Public swimming pool federal mandate has some scrambling to comply

A looming deadline has owners and managers of public swimming pools scrambling to install mechanical chairlifts to comply with new federal guidelines meant to ensure pools are accessible to disabled swimmers.

But while some in Collier and south Lee counties are among those rushing to comply with the May deadline, others are already in compliance and have been for years.

Changes to the Americans with Disabilities Act in 2010 said public pools — like those at hotels, community recreation centers and public parks — must be upgraded with chair lifts, essentially mini-cranes that move wheelchair users into the water. The lifts run between $3,500 to $6,500 and installation can double those costs. That means organizations could spend thousands of dollars on a piece of equipment to make upgrades that some owners and managers say may not get a lot of use.

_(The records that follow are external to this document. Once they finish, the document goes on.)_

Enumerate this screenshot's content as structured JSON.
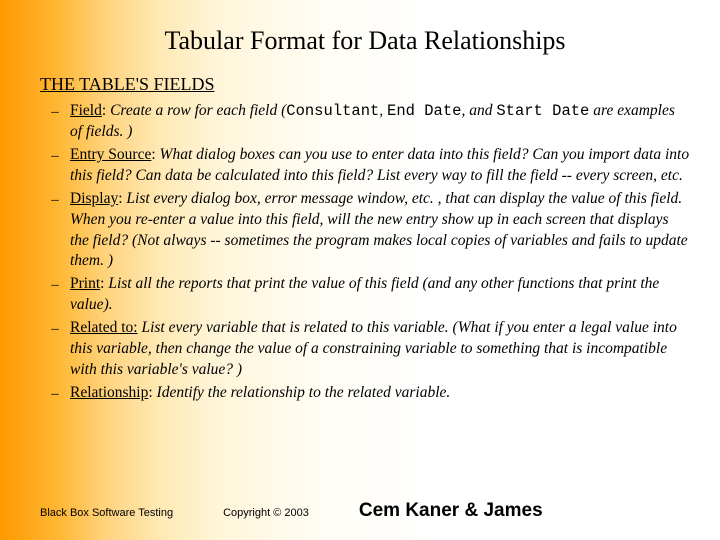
{
  "title": "Tabular Format for Data Relationships",
  "heading": "THE TABLE'S FIELDS",
  "dash": "–",
  "items": [
    {
      "label": "Field",
      "sep": ": ",
      "desc_pre": "Create a row for each field (",
      "mono1": "Consultant",
      "mid1": ", ",
      "mono2": "End Date",
      "mid2": ", and ",
      "mono3": "Start Date",
      "desc_post": " are examples of fields. )"
    },
    {
      "label": "Entry Source",
      "sep": ": ",
      "desc": "What dialog boxes can you use to enter data into this field? Can you import data into this field? Can data be calculated into this field? List every way to fill the field -- every screen, etc."
    },
    {
      "label": "Display",
      "sep": ": ",
      "desc": "List every dialog box, error message window, etc. , that can display the value of this field. When you re-enter a value into this field, will the new entry show up in each screen that displays the field? (Not always -- sometimes the program makes local copies of variables and fails to update them. )"
    },
    {
      "label": "Print",
      "sep": ": ",
      "desc": "List all the reports that print the value of this field (and any other functions that print the value)."
    },
    {
      "label": "Related to:",
      "sep": " ",
      "desc": "List every variable that is related to this variable. (What if you enter a legal value into this variable, then change the value of a constraining variable to something that is incompatible with this variable's value? )"
    },
    {
      "label": "Relationship",
      "sep": ": ",
      "desc": "Identify the relationship to the related variable."
    }
  ],
  "footer": {
    "left": "Black Box Software Testing",
    "mid_prefix": "Copyright ©",
    "mid_year": " 2003",
    "right": "Cem Kaner & James"
  }
}
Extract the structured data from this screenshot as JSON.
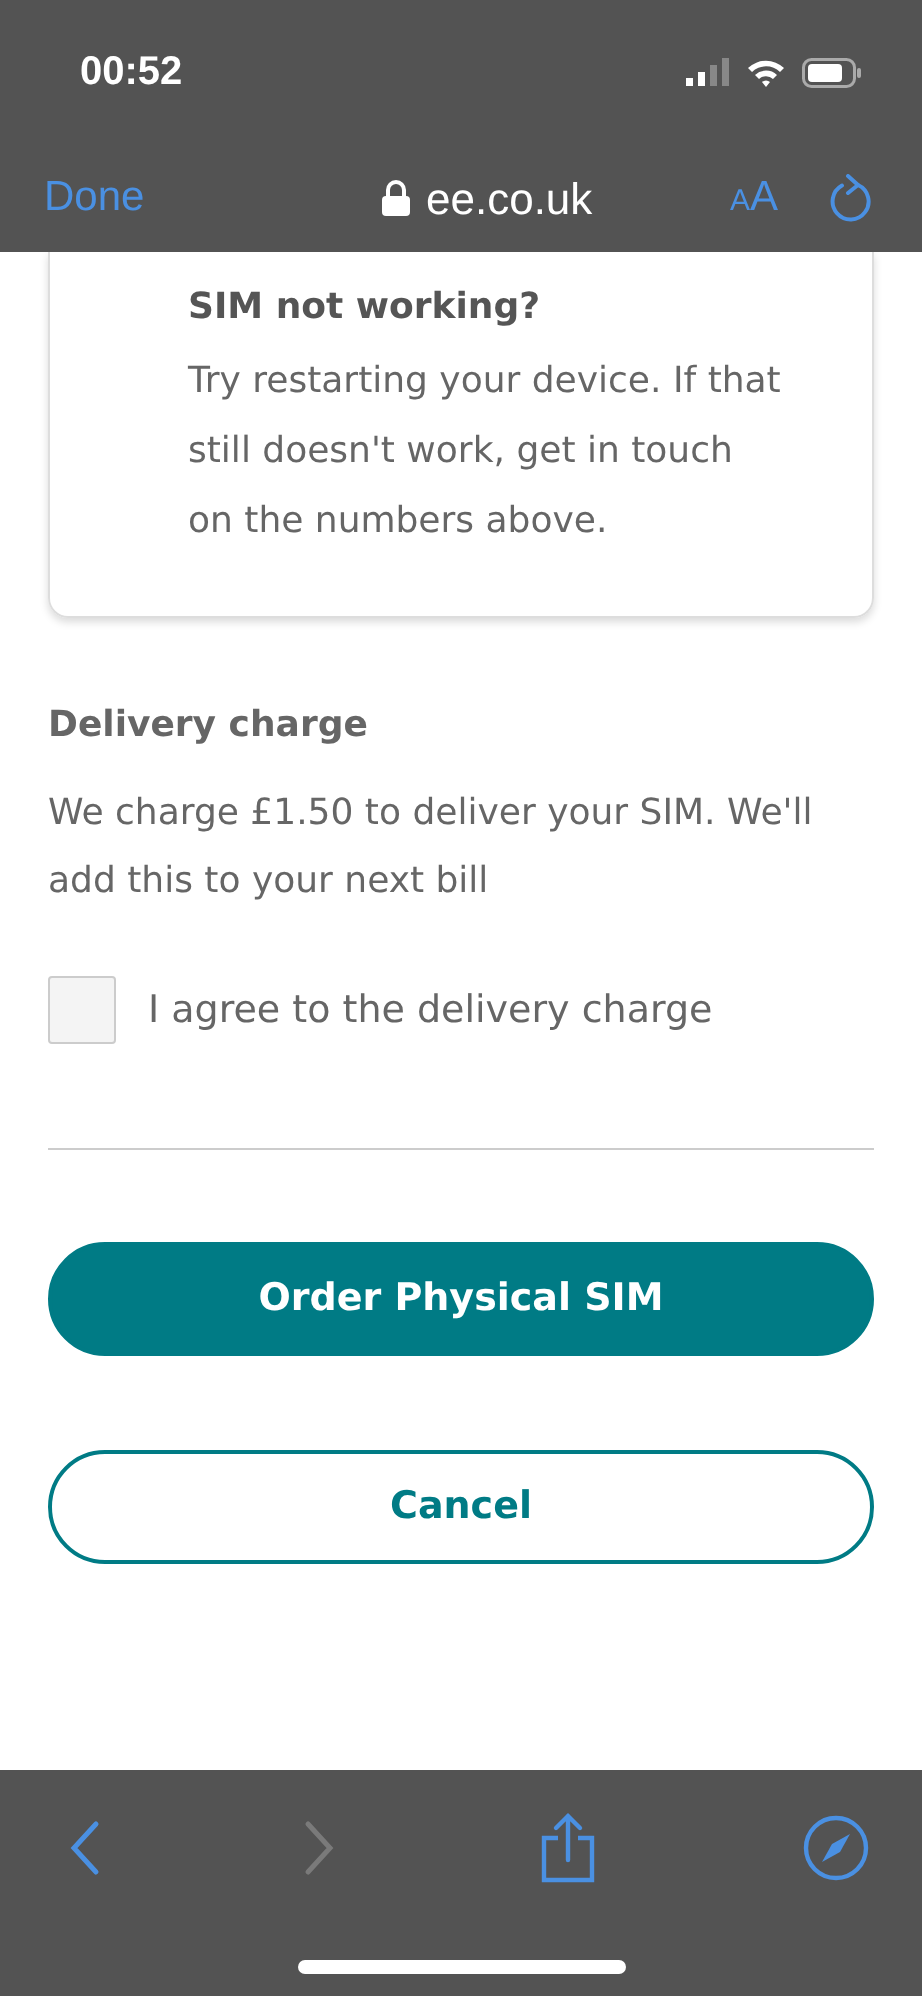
{
  "status_bar": {
    "time": "00:52"
  },
  "browser_bar": {
    "done": "Done",
    "url": "ee.co.uk",
    "text_size": "AA"
  },
  "help_card": {
    "title": "SIM not working?",
    "text": "Try restarting your device. If that still doesn't work, get in touch on the numbers above."
  },
  "delivery": {
    "title": "Delivery charge",
    "text": "We charge £1.50 to deliver your SIM. We'll add this to your next bill"
  },
  "agree": {
    "label": "I agree to the delivery charge",
    "checked": false
  },
  "buttons": [
    {
      "kind": "primary",
      "label": "Order Physical SIM"
    },
    {
      "kind": "outline",
      "label": "Cancel"
    }
  ],
  "toolbar": [
    {
      "kind": "back",
      "disabled": false
    },
    {
      "kind": "forward",
      "disabled": true
    },
    {
      "kind": "share",
      "disabled": false
    },
    {
      "kind": "compass",
      "disabled": false
    }
  ]
}
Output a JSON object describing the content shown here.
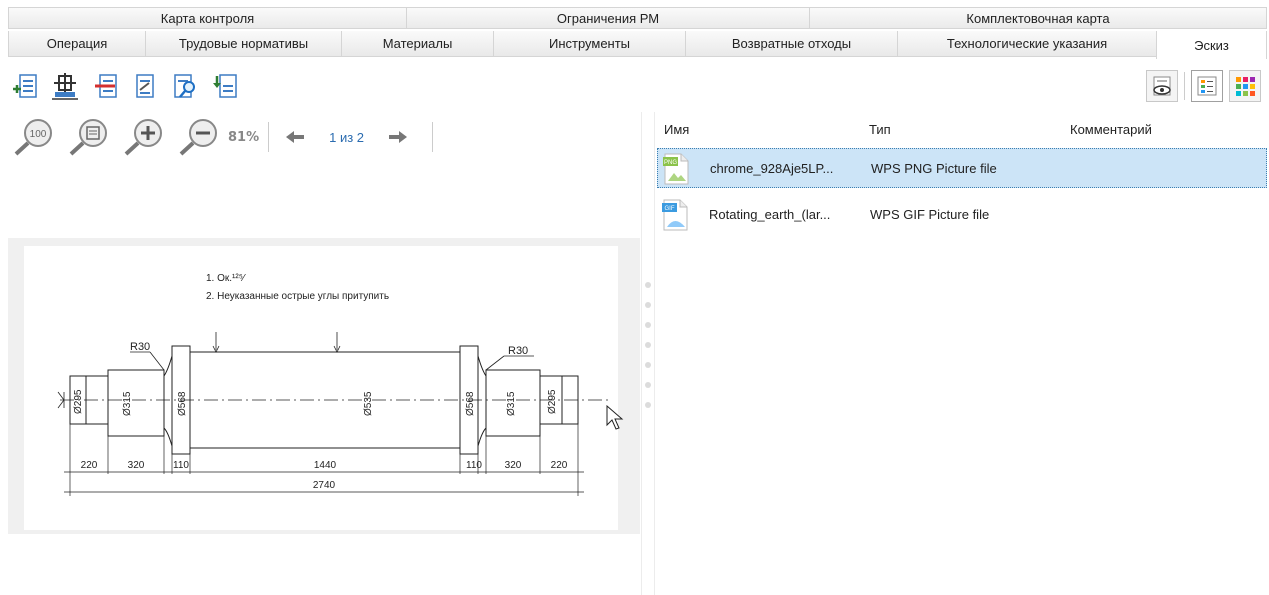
{
  "tabs_top": [
    "Карта контроля",
    "Ограничения РМ",
    "Комплектовочная карта"
  ],
  "tabs_bottom": [
    "Операция",
    "Трудовые нормативы",
    "Материалы",
    "Инструменты",
    "Возвратные отходы",
    "Технологические указания",
    "Эскиз"
  ],
  "active_tab": "Эскиз",
  "toolbar": [
    "add-row-icon",
    "tree-structure-icon",
    "remove-file-icon",
    "edit-file-icon",
    "find-file-icon",
    "import-file-icon"
  ],
  "view_buttons": [
    "preview-icon",
    "list-view-icon",
    "tile-view-icon"
  ],
  "zoom": {
    "label": "81%",
    "buttons": [
      "zoom-100-icon",
      "fit-page-icon",
      "zoom-in-icon",
      "zoom-out-icon"
    ]
  },
  "pager": {
    "text": "1 из 2"
  },
  "files": {
    "columns": [
      "Имя",
      "Тип",
      "Комментарий"
    ],
    "rows": [
      {
        "name": "chrome_928Aje5LP...",
        "type": "WPS PNG Picture file",
        "badge": "PNG",
        "badge_color": "#8bc34a",
        "selected": true
      },
      {
        "name": "Rotating_earth_(lar...",
        "type": "WPS GIF Picture file",
        "badge": "GIF",
        "badge_color": "#3b9be0",
        "selected": false
      }
    ]
  },
  "drawing": {
    "notes": [
      "1. Ок.¹²⁵⁄",
      "2. Неуказанные острые углы притупить"
    ],
    "radius_labels": [
      "R30",
      "R30"
    ],
    "diameters": [
      "Ø295",
      "Ø315",
      "Ø568",
      "Ø535",
      "Ø568",
      "Ø315",
      "Ø295"
    ],
    "lengths": [
      "220",
      "320",
      "110",
      "1440",
      "110",
      "320",
      "220"
    ],
    "total": "2740"
  }
}
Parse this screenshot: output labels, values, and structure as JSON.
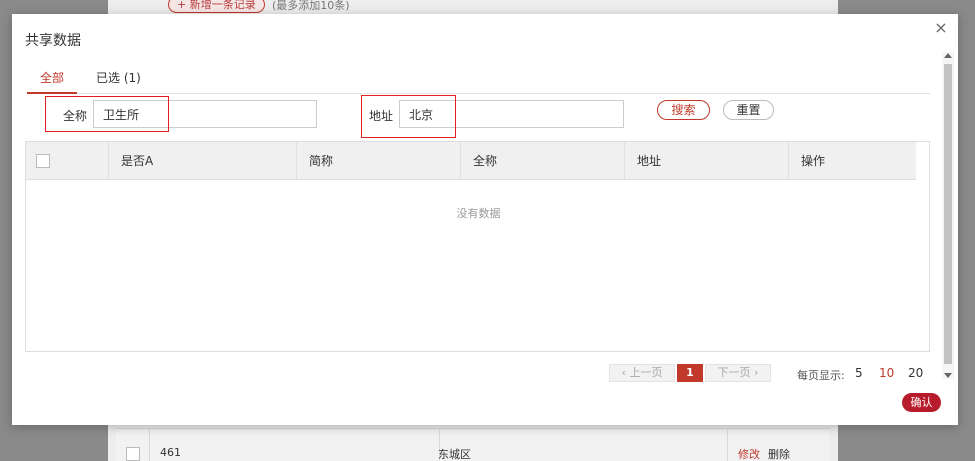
{
  "background": {
    "add_button": "+ 新增一条记录",
    "add_hint": "(最多添加10条)",
    "row": {
      "id": "461",
      "district": "东城区",
      "edit": "修改",
      "delete": "删除"
    }
  },
  "modal": {
    "title": "共享数据",
    "close_icon": "×",
    "tabs": [
      {
        "label": "全部",
        "active": true
      },
      {
        "label": "已选 (1)",
        "active": false
      }
    ],
    "filters": {
      "fullname_label": "全称",
      "fullname_value": "卫生所",
      "address_label": "地址",
      "address_value": "北京",
      "search_label": "搜索",
      "reset_label": "重置"
    },
    "table": {
      "columns": [
        "是否A",
        "简称",
        "全称",
        "地址",
        "操作"
      ],
      "empty_text": "没有数据"
    },
    "pagination": {
      "prev": "‹ 上一页",
      "current_page": "1",
      "next": "下一页 ›",
      "page_size_label": "每页显示:",
      "page_sizes": [
        "5",
        "10",
        "20"
      ],
      "selected_size": "10"
    },
    "confirm_label": "确认"
  },
  "colors": {
    "accent": "#c0392b",
    "confirm_bg": "#b71c2c",
    "highlight": "#e02020"
  }
}
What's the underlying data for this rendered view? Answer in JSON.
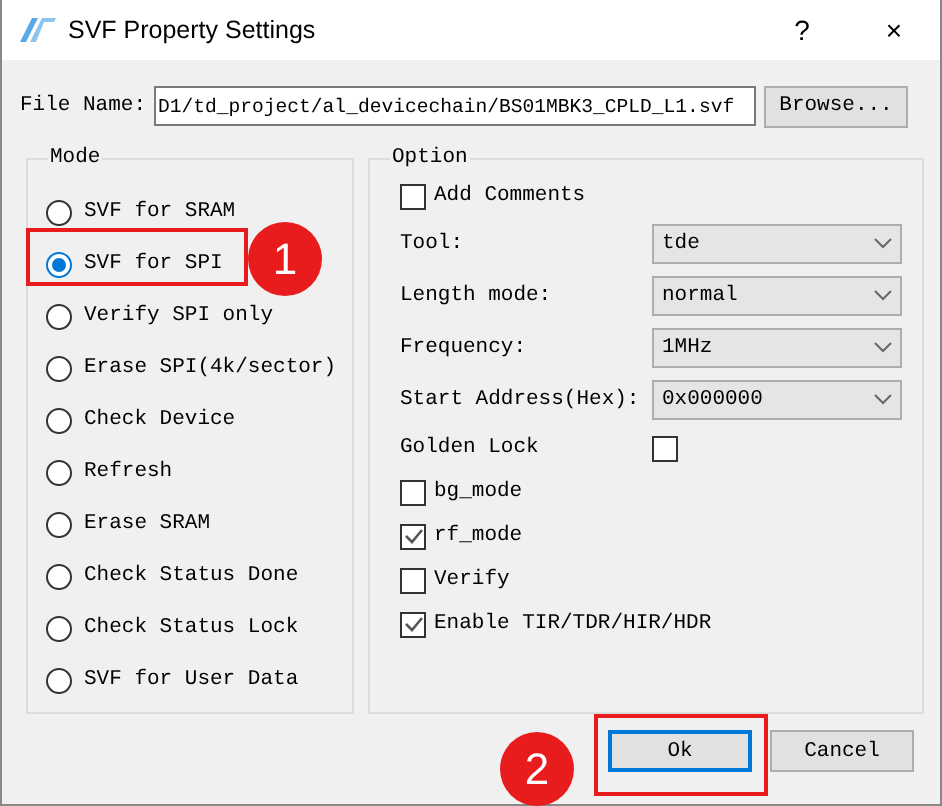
{
  "window": {
    "title": "SVF Property Settings",
    "help_button": "?",
    "close_button": "×"
  },
  "file_name": {
    "label": "File Name:",
    "value": "D1/td_project/al_devicechain/BS01MBK3_CPLD_L1.svf",
    "browse_button": "Browse..."
  },
  "mode": {
    "title": "Mode",
    "options": [
      {
        "label": "SVF for SRAM",
        "selected": false
      },
      {
        "label": "SVF for SPI",
        "selected": true
      },
      {
        "label": "Verify SPI only",
        "selected": false
      },
      {
        "label": "Erase SPI(4k/sector)",
        "selected": false
      },
      {
        "label": "Check Device",
        "selected": false
      },
      {
        "label": "Refresh",
        "selected": false
      },
      {
        "label": "Erase SRAM",
        "selected": false
      },
      {
        "label": "Check Status Done",
        "selected": false
      },
      {
        "label": "Check Status Lock",
        "selected": false
      },
      {
        "label": "SVF for User Data",
        "selected": false
      }
    ]
  },
  "option": {
    "title": "Option",
    "rows": [
      {
        "kind": "checkbox",
        "label": "Add Comments",
        "checked": false
      },
      {
        "kind": "select",
        "label": "Tool:",
        "value": "tde"
      },
      {
        "kind": "select",
        "label": "Length mode:",
        "value": "normal"
      },
      {
        "kind": "select",
        "label": "Frequency:",
        "value": "1MHz"
      },
      {
        "kind": "select",
        "label": "Start Address(Hex):",
        "value": "0x000000"
      },
      {
        "kind": "labeled-checkbox",
        "label": "Golden Lock",
        "checked": false
      },
      {
        "kind": "checkbox",
        "label": "bg_mode",
        "checked": false
      },
      {
        "kind": "checkbox",
        "label": "rf_mode",
        "checked": true
      },
      {
        "kind": "checkbox",
        "label": "Verify",
        "checked": false
      },
      {
        "kind": "checkbox",
        "label": "Enable TIR/TDR/HIR/HDR",
        "checked": true
      }
    ]
  },
  "buttons": [
    {
      "label": "Ok",
      "focused": true
    },
    {
      "label": "Cancel",
      "focused": false
    }
  ],
  "annotations": [
    {
      "number": "1"
    },
    {
      "number": "2"
    }
  ]
}
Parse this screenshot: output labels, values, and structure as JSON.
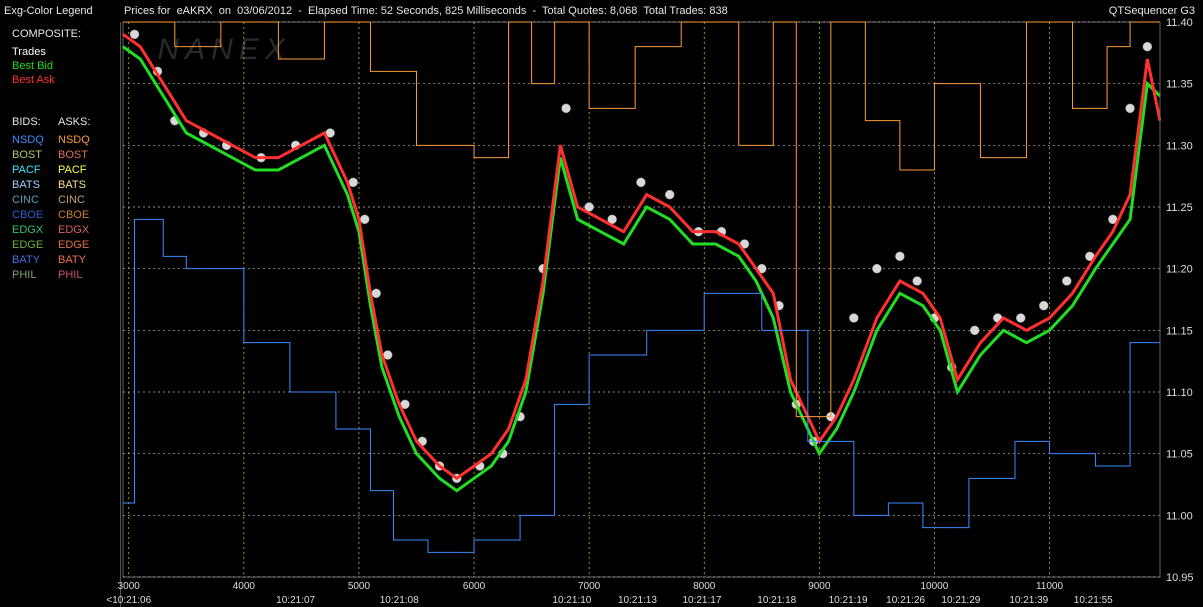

The law doesn't affect private clubs or pools owned by neighborhood associations that aren't open to the public.

The original deadline was March 16, but confusion over the details and pool owners' insistence for more time caused the U.S. Department of Justice to extend the deadline until May 21.

That extension is good news for the Bellasera Hotel in Naples.

Brian Schomacker, the hotel's general manager, said the chairlift the hotel ordered is on back-order and a delivery date has not yet been set.

Schomacker may be waiting for his lift to arrive, but Sue Soldan, general manager of the Inn of Naples, said her lift has already been delivered and is currently in place.

The only problem: While the chair lift complied with the guidelines when she purchased it, a Justice Department clarification earlier this year may mean her portable lift is already out-of-date.

The Justice Department in January said the chairlifts must be bolted down. The declaration came as most hotels were buying portable lifts that don't require expensive installation and can be wheeled into storage until a guest needs it, said Kevin Maher of the American Hotels and Lodging Association.

Soldan said she decided to buy the portable chair instead of one that is bolted down because of the size of the facility.

"We don't have a whole lot of room," she said. "It's not because I want to move it from pool to pool. I only have one pool and I have limited space."

The brick pavers that line the pool deck also were a consideration when Soldan purchased the piece of equipment. Had she decided to buy a stationary chairlift, the hotel would have needed to remove the pavers and replace them with concrete.

The American Hotels and Lodging Association has asked the Justice Department to reconsider portable lifts and extend the deadline. Without more time, Maher said, some hotels may close their pools rather than risk lawsuits or fines.

But Schomacker said he isn't concerned his hotel will be considered noncompliant if the lift doesn't get there by May 21 since he ordered the lift well before the initial March 16 deadline.

Hotels aren't the only ones that need to upgrade the pools. The new law also applies to public aquatic centers like ones in Bonita Springs and Naples.

Mercedes Puente, the manager of the River Park Community Center, said the River Park pool has had a mechanical chairlift in it for years. The new pool — which is currently under construction and slated to open at the end of June — will also have a chairlift and a zero-depth entry to make it more accessible to disabled swimmers.

"I think it's important to have and give everyone access to get in," she said. "Everyone now has the accessibility to use the pools."

The pools at the Golden Gate Aquatic Center and at Sun-N-Fun Lagoon in Collier County already have mechanical chairlifts in them. The lift at the Immokalee Sports Complex is being replaced due to age and to meet new requirements, said Margie Hapke, a county spokeswoman.

Bonita Springs has a portable lift at its community pool, and Bill Wood, the pool supervisor, said it's probably been used about 15 times in the eight years they've had it.

Hapke said county estimates it will spend about $6,500 for the chairlifts it uses, while Soldan said she paid about $6,000 for the one at the Inn of Naples.

That's money, she said, that could've been spent elsewhere.

"It's not like it was cheap," she said. "I'm hopeful that people want to use it."

The Associated Press contributed to this report.